Creep events and creep noise in gravitational-wave interferometers: basic formalism and stationary limit

TL;DR

This paper models how microscopic stress releases in suspension fibers, called creep events, cause test-mass motion and noise in gravitational-wave detectors, revealing the primary coupling mechanisms and deriving the creep noise spectral density.

Contribution

It provides an elasto-dynamic framework for understanding creep events and their impact on test-mass motion, challenging previous assumptions about fiber lengthening as the main coupling.

Findings

Creep events mainly cause horizontal displacement and mode excitation, not fiber lengthening.

Creep noise can be modeled as a stationary Gaussian process under certain conditions.

Derived the spectral density of creep noise assuming independent, frequent creep events.

Abstract

In gravitational-wave interferometers, test masses are suspended on thin fibers which experience considerable tension stress.

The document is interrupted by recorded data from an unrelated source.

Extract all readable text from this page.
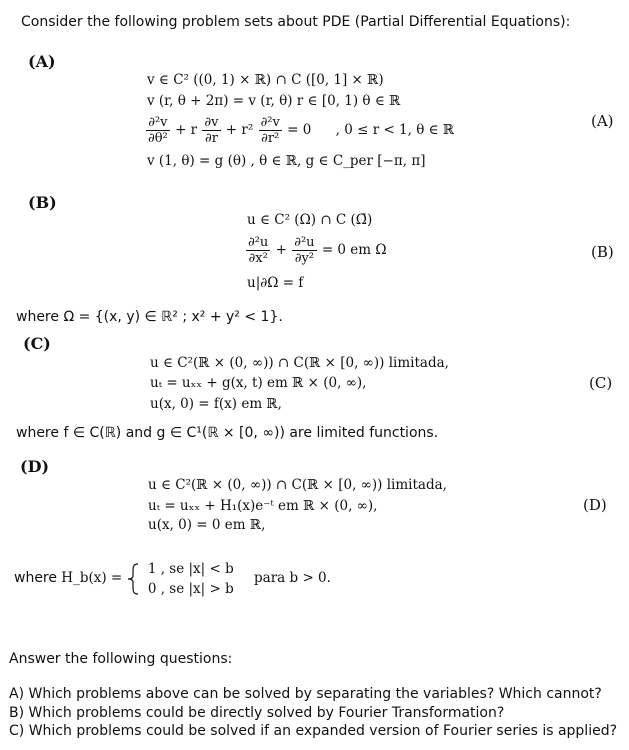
Consider the following problem sets about PDE (Partial Differential Equations):
(A)
v ∈ C² ((0, 1) × ℝ) ∩ C ([0, 1] × ℝ)
v (r, θ + 2π) = v (r, θ) r ∈ [0, 1) θ ∈ ℝ
$\frac{\text{∂²v}}{\text{∂θ²}} + r \frac{\partial v}{\partial r} + r^2 \frac{\text{∂²v}}{\text{∂r²}} = 0$ , 0 ≤ r < 1, θ ∈ ℝ
v (1, θ) = g (θ) , θ ∈ ℝ, g ∈ C_per [−π, π]
(A)
(B)
u ∈ C² (Ω) ∩ C (Ω̄)
$\frac{\text{∂²u}}{\text{∂x²}} + \frac{\text{∂²u}}{\text{∂y²}} = 0$ em Ω
u|∂Ω = f
(B)
where Ω = {(x, y) ∈ ℝ² ; x² + y² < 1}.
(C)
u ∈ C²(ℝ × (0, ∞)) ∩ C(ℝ × [0, ∞)) limitada,
uₜ = uₓₓ + g(x, t) em ℝ × (0, ∞),
u(x, 0) = f(x) em ℝ,
(C)
where f ∈ C(ℝ) and g ∈ C¹(ℝ × [0, ∞)) are limited functions.
(D)
u ∈ C²(ℝ × (0, ∞)) ∩ C(ℝ × [0, ∞)) limitada,
uₜ = uₓₓ + H₁(x)e⁻ᵗ em ℝ × (0, ∞),
u(x, 0) = 0 em ℝ,
(D)
where H_b(x) =
1 , se |x| < b
0 , se |x| > b
para b > 0.
Answer the following questions:
A) Which problems above can be solved by separating the variables? Which cannot?
B) Which problems could be directly solved by Fourier Transformation?
C) Which problems could be solved if an expanded version of Fourier series is applied?
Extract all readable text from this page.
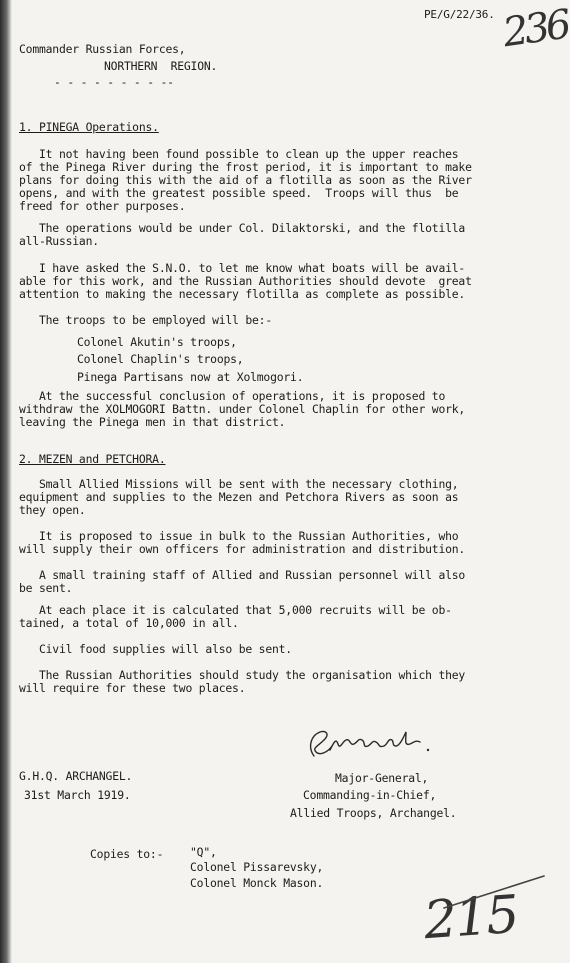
PE/G/22/36. 236
Commander Russian Forces,
NORTHERN  REGION.
- - - - - - - - --
1. PINEGA Operations.
It not having been found possible to clean up the upper reaches
of the Pinega River during the frost period, it is important to make
plans for doing this with the aid of a flotilla as soon as the River
opens, and with the greatest possible speed.  Troops will thus  be
freed for other purposes.
The operations would be under Col. Dilaktorski, and the flotilla
all-Russian.
I have asked the S.N.O. to let me know what boats will be avail-
able for this work, and the Russian Authorities should devote  great
attention to making the necessary flotilla as complete as possible.
The troops to be employed will be:-
Colonel Akutin's troops,
Colonel Chaplin's troops,
Pinega Partisans now at Xolmogori.
At the successful conclusion of operations, it is proposed to
withdraw the XOLMOGORI Battn. under Colonel Chaplin for other work,
leaving the Pinega men in that district.
2. MEZEN and PETCHORA.
Small Allied Missions will be sent with the necessary clothing,
equipment and supplies to the Mezen and Petchora Rivers as soon as
they open.
It is proposed to issue in bulk to the Russian Authorities, who
will supply their own officers for administration and distribution.
A small training staff of Allied and Russian personnel will also
be sent.
At each place it is calculated that 5,000 recruits will be ob-
tained, a total of 10,000 in all.
Civil food supplies will also be sent.
The Russian Authorities should study the organisation which they
will require for these two places.
G.H.Q. ARCHANGEL.
31st March 1919.
Major-General,
Commanding-in-Chief,
Allied Troops, Archangel.
Copies to:- "Q",
Colonel Pissarevsky,
Colonel Monck Mason.
215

Sudden microscopic stress release in a suspension fiber, which I call a 'creep event', would excite motion of the test mass that would be coupled to the interferometer's readout. The random test-mass motion due to a time-sequence of creep events is referred to as 'creep noise'. In this paper I present an elasto-dynamic calculation for the test-mass motion due to a creep event. I show that within a simple suspension model, the main coupling to the optical readout occurs via a combination of a "dc" horizontal displacement of the test mass, and excitation of the violin and pendulum modes, and not, as was thought previously, via lengthening of the fiber. When the creep events occur sufficiently frequently and their statistics is time-independent, the creep noise can be well-approximated by a stationary Gaussian random process. I derive the functional form of the creep noise spectral density in this limit, with the restrictive assumption that the creep events are statistically independent from each other.